Tickets: $15 for adults; $9 for adults 65-plus, active/retired military; $8 for children 6–18. Timed-entry tickets are required in advance.
Accessibility: The building is accessible. Headphones can be requested for use with provided audio handsets. Audio transcriptions are also available.
Oluale, who later went by the name Cudjo Lewis, shared the details of his life in West Africa and Alabama with author and anthropologist Zora Neale Hurston. She interviewed Oluale in his home in Africatown, the community he and other Clotilda survivors created about five miles north of downtown Mobile after emancipation. Hurston recounted Oluale’s life in her book Barracoon: The Story of the Last “Black Cargo.”

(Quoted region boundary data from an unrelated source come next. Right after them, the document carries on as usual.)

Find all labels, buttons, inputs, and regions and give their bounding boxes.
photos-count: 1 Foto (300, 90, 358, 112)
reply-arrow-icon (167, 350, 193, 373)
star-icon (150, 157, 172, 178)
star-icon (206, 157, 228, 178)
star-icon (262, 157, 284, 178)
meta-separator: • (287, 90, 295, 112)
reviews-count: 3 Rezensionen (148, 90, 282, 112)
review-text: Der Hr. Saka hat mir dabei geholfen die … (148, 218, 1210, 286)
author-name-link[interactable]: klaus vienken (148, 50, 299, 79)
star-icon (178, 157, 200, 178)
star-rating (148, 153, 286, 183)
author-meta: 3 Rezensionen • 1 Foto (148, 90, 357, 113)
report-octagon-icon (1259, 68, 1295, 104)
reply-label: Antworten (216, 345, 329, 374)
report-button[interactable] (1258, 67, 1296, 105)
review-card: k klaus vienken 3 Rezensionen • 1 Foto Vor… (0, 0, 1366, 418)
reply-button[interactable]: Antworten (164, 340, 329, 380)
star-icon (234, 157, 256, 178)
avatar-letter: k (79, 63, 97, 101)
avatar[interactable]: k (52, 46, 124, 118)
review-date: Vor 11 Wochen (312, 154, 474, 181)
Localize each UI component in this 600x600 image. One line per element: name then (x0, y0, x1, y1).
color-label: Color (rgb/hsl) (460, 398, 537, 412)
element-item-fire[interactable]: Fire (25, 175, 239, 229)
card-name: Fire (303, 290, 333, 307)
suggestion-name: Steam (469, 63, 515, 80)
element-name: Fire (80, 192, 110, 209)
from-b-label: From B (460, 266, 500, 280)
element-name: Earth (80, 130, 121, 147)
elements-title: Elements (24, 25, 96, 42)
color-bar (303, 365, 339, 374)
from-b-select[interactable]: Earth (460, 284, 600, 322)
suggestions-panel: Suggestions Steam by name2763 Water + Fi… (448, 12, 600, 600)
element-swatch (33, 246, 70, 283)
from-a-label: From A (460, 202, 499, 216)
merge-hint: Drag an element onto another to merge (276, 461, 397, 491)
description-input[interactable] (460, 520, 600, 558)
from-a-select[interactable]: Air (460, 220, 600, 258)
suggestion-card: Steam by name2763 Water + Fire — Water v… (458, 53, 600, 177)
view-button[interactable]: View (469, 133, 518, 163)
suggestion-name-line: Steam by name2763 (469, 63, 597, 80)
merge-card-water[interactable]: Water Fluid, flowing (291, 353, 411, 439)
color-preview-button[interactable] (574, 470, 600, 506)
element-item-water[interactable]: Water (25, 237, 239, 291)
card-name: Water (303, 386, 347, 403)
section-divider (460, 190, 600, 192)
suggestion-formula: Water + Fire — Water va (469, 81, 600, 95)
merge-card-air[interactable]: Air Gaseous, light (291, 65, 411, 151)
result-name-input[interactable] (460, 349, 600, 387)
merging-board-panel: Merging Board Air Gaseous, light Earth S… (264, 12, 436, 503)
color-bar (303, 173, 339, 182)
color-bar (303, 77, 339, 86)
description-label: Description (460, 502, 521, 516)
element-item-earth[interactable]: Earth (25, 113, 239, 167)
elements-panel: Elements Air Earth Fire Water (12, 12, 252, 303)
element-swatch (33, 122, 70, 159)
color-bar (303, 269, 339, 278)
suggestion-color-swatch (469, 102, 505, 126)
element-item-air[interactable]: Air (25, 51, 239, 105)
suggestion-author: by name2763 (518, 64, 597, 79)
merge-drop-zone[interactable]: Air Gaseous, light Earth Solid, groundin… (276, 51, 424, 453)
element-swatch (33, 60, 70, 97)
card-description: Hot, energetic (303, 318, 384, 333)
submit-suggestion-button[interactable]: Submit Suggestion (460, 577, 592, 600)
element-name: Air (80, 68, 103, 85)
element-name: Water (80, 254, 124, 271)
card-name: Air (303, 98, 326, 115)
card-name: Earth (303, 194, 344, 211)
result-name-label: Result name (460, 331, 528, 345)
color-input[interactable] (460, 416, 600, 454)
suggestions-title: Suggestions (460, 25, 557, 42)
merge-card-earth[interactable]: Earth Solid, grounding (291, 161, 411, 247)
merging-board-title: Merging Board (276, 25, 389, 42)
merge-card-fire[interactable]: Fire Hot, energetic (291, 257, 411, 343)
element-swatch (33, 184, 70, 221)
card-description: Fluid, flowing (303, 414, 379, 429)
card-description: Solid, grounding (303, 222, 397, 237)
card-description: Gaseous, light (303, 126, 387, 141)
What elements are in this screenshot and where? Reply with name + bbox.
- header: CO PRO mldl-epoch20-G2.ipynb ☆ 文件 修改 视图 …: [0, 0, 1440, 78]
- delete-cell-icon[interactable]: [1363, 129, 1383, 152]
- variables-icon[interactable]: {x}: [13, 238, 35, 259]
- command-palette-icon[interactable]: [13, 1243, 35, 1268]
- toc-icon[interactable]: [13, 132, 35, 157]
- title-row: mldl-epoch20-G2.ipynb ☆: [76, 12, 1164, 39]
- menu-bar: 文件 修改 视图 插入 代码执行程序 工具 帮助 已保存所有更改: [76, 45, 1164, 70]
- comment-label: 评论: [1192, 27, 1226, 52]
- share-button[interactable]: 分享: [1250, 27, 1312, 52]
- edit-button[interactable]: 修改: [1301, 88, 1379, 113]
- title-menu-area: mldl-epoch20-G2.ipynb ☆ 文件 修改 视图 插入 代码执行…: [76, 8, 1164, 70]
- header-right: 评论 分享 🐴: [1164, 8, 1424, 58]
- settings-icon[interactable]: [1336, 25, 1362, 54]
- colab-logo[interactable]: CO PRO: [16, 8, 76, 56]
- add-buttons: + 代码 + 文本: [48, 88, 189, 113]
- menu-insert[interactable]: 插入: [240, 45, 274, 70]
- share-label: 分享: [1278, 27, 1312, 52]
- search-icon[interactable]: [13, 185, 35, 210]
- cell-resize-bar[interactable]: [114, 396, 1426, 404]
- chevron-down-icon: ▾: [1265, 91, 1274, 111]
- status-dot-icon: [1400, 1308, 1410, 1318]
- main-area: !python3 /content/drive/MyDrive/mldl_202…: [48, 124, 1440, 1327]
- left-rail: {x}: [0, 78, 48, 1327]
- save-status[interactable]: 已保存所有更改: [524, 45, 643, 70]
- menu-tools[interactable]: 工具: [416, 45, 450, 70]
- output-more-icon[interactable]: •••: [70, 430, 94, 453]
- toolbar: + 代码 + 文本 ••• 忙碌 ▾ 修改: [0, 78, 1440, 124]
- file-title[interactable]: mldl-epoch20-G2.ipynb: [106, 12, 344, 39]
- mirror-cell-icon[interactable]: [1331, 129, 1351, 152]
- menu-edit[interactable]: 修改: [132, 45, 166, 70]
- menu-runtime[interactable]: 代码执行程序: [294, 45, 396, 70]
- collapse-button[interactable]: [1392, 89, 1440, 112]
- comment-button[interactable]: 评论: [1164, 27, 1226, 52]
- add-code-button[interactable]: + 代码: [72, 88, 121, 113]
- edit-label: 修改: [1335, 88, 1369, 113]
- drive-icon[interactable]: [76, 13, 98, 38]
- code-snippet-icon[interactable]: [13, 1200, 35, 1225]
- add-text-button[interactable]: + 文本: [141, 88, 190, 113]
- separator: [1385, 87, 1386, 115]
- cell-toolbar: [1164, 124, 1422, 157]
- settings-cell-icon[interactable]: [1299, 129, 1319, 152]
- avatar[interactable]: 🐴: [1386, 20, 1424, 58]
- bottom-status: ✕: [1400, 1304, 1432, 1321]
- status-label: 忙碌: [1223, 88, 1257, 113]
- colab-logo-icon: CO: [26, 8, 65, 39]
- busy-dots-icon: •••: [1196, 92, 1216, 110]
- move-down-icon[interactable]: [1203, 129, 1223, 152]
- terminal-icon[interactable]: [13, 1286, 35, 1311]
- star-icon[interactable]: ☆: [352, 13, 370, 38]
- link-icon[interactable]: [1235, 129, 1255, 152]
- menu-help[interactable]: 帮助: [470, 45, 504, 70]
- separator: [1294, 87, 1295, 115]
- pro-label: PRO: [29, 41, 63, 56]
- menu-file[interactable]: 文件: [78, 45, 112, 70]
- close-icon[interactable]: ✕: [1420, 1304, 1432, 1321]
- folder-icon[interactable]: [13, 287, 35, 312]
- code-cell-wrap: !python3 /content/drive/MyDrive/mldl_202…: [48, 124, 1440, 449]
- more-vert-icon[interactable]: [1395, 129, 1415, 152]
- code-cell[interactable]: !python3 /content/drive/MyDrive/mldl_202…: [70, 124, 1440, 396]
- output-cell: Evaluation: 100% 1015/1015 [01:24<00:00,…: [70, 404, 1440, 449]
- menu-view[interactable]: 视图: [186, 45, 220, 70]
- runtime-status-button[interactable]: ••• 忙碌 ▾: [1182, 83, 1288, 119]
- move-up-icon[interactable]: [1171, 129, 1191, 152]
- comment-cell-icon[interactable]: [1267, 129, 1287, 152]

Now Oluale, his fellow Clotilda survivors and their descendants have a new platform for documenting their story. The recently opened museum was built on ancestral ground, its land donated by the descendants of Clotilda survivors to share their historic biographies. Its siding is painted the same blue as Africatown’s first school to honor the occupants of the Clotilda.
The Clotilda exhibit inside Heritage House recounts the capture of West Africans near present-day Benin. It documents their two-month voyage on the Clotilda, and their resilience during and after enslavement in the United States.
The Africatown Heritage House is a 40-year dream realized for the descendants of the Clotilda survivors and the residents of Africatown. “I’m overjoyed in how it has turned out,” Rosario says. She hopes other community members are satisfied with the exhibit too.
“While the nuances are unique to us, the overall story is the same for nearly every Black American that is here,” she says. “At some point, their ancestor was taken from somewhere. They were enslaved and then, prayerfully, had to live a life beyond slavery, even in the midst of slavery.”